Par un lecteur engagé, passionné par les questions de gouvernance urbaine et d’économie populaire
Dans le paysage de Kinshasa, on ne peut plus détourner le regard : les ligablo, étals, échoppes et micro-marchés informels occupent chaque coin de rue, chaque trottoir, chaque entrée d’immeuble. Si pour certains ils incarnent le désordre et l’occupation illégale de l’espace public, pour moi — et pour beaucoup d’autres Kinois — ils représentent une réponse sociale à un système trop souvent défaillant.

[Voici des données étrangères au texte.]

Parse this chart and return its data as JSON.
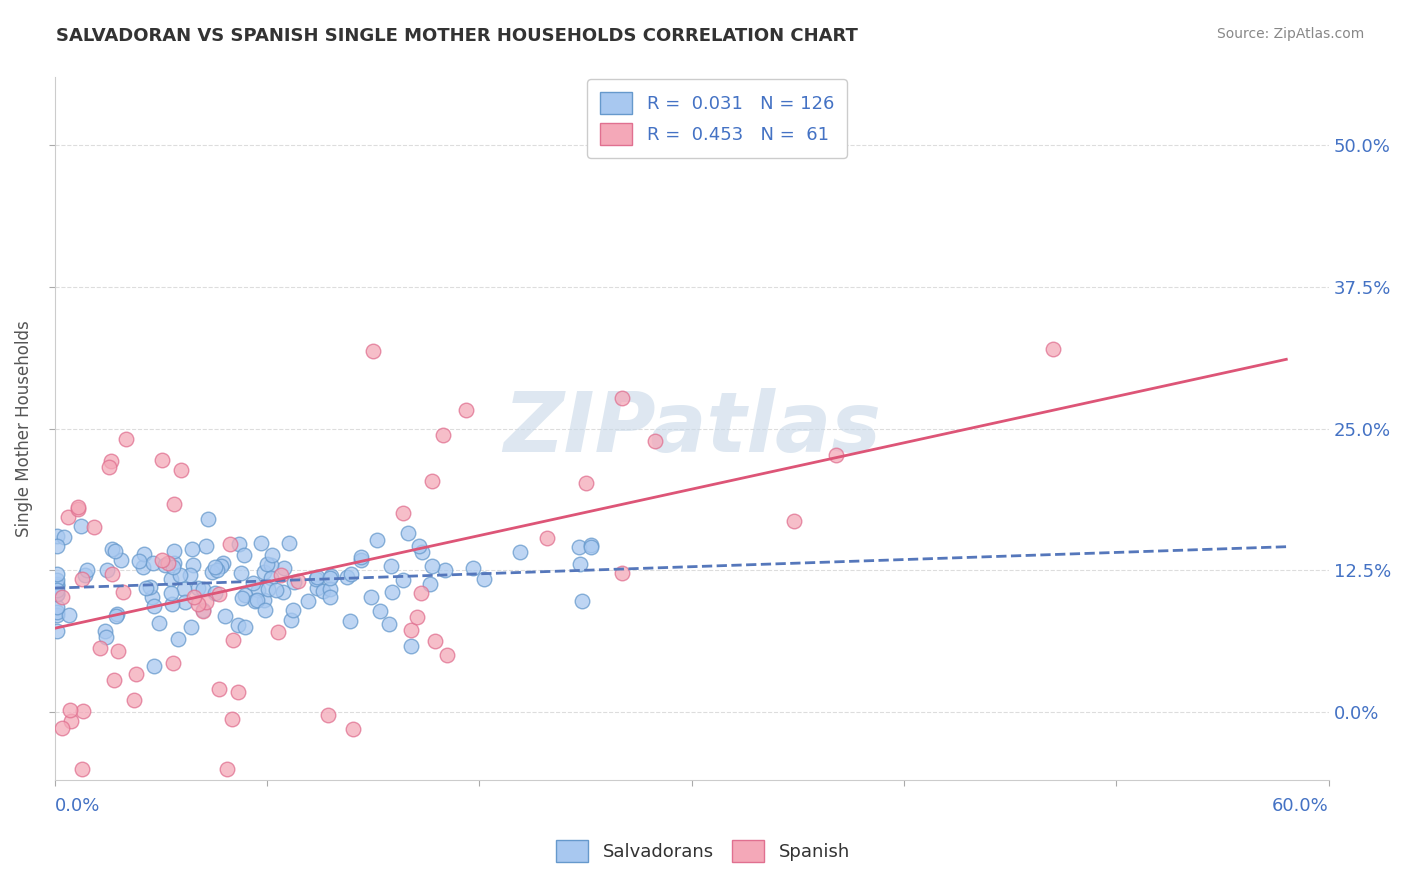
{
  "title": "SALVADORAN VS SPANISH SINGLE MOTHER HOUSEHOLDS CORRELATION CHART",
  "source": "Source: ZipAtlas.com",
  "ylabel": "Single Mother Households",
  "ytick_values": [
    0.0,
    12.5,
    25.0,
    37.5,
    50.0
  ],
  "xlim": [
    0.0,
    60.0
  ],
  "ylim": [
    -6.0,
    56.0
  ],
  "legend_r1": "0.031",
  "legend_n1": "126",
  "legend_r2": "0.453",
  "legend_n2": "61",
  "color_blue": "#A8C8F0",
  "color_pink": "#F4A8B8",
  "color_blue_dark": "#6699CC",
  "color_pink_dark": "#E07090",
  "color_blue_line": "#5577BB",
  "color_pink_line": "#DD5577",
  "watermark_color": "#C8D8E8",
  "blue_seed": 42,
  "pink_seed": 99
}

Je souhaite, à travers ces quelques lignes, proposer une réflexion profonde, loin des jugements simplistes, sur comment la ville peut évoluer sans écraser cette dynamique vitale, et même s’en nourrir.

Une organisation parallèle, mais pas chaotique
Ce que certains décrivent comme désorganisation est en réalité une organisation parallèle, fondée sur la résilience. Le commerce informel n’est pas une anomalie, c’est une économie de survie, construite par nécessité. Elle répond à l’inaccessibilité du marché formel, au chômage massif, à la rareté d’espaces réglementés pour commercer.

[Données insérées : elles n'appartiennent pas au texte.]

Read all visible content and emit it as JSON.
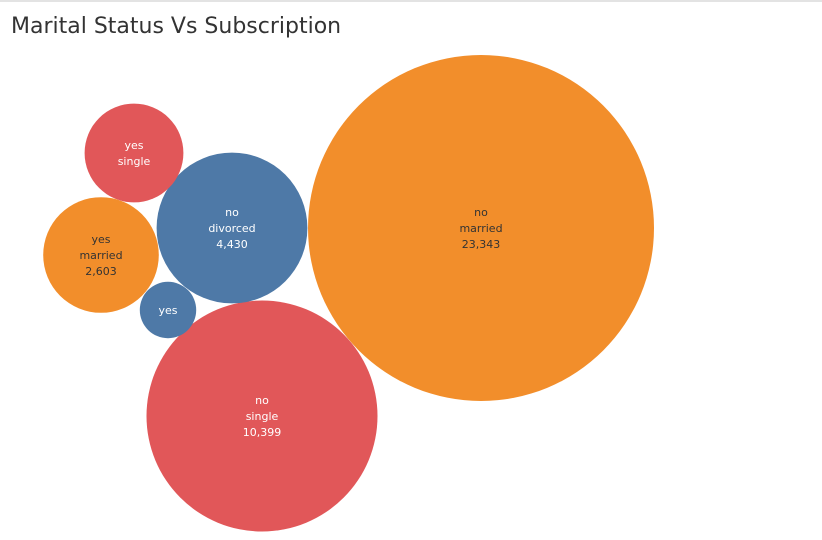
{
  "title": "Marital Status Vs Subscription",
  "colors": {
    "married": "#f28e2b",
    "single": "#e15759",
    "divorced": "#4e79a7"
  },
  "chart_data": {
    "type": "packed-bubble",
    "title": "Marital Status Vs Subscription",
    "size_measure_visible": true,
    "bubbles": [
      {
        "subscribed": "no",
        "marital": "married",
        "value": 23343,
        "label": [
          "no",
          "married",
          "23,343"
        ],
        "text_color": "#333333"
      },
      {
        "subscribed": "no",
        "marital": "single",
        "value": 10399,
        "label": [
          "no",
          "single",
          "10,399"
        ],
        "text_color": "#ffffff"
      },
      {
        "subscribed": "no",
        "marital": "divorced",
        "value": 4430,
        "label": [
          "no",
          "divorced",
          "4,430"
        ],
        "text_color": "#ffffff"
      },
      {
        "subscribed": "yes",
        "marital": "married",
        "value": 2603,
        "label": [
          "yes",
          "married",
          "2,603"
        ],
        "text_color": "#333333"
      },
      {
        "subscribed": "yes",
        "marital": "single",
        "value": 1900,
        "label": [
          "yes",
          "single"
        ],
        "text_color": "#ffffff"
      },
      {
        "subscribed": "yes",
        "marital": "divorced",
        "value": 620,
        "label": [
          "yes"
        ],
        "text_color": "#ffffff"
      }
    ]
  }
}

Il faut cesser de croire que le développement urbain impose une éradication du petit commerce de rue. L’un ne doit pas exclure l’autre.
Réconcilier les deux mondes : vers un urbanisme négocié
Je suis convaincu que Kinshasa n’a pas besoin d’un plan de guerre contre l’informel. Elle a besoin d’un plan d’intégration fonctionnelle. Voici quelques pistes que je crois pertinentes :
- Cartographier pour mieux gérer; Pourquoi ne pas créer une base de données géolocalisée des zones de commerce informel ? Cela permettrait de : comprendre les flux; cibler les zones de saturation;anticiper les besoins d’aménagement; Déployer des infrastructures souples
Plutôt que des marchés géants souvent inaccessibles, créons :
des micro-marchés modulables; des stands démontables à bas prix ; des espaces de négoce temporaire, légalisés à l’échelle des quartiers; Faciliter une formalisation par étapes.

Avec une fiscalité douce (par exemple un forfait journalier symbolique), on peut proposer :
un statut simplifié de commerçant local; des avantages concrets : éclairage, sécurité, accès au crédit; un contrat de confiance avec l’État.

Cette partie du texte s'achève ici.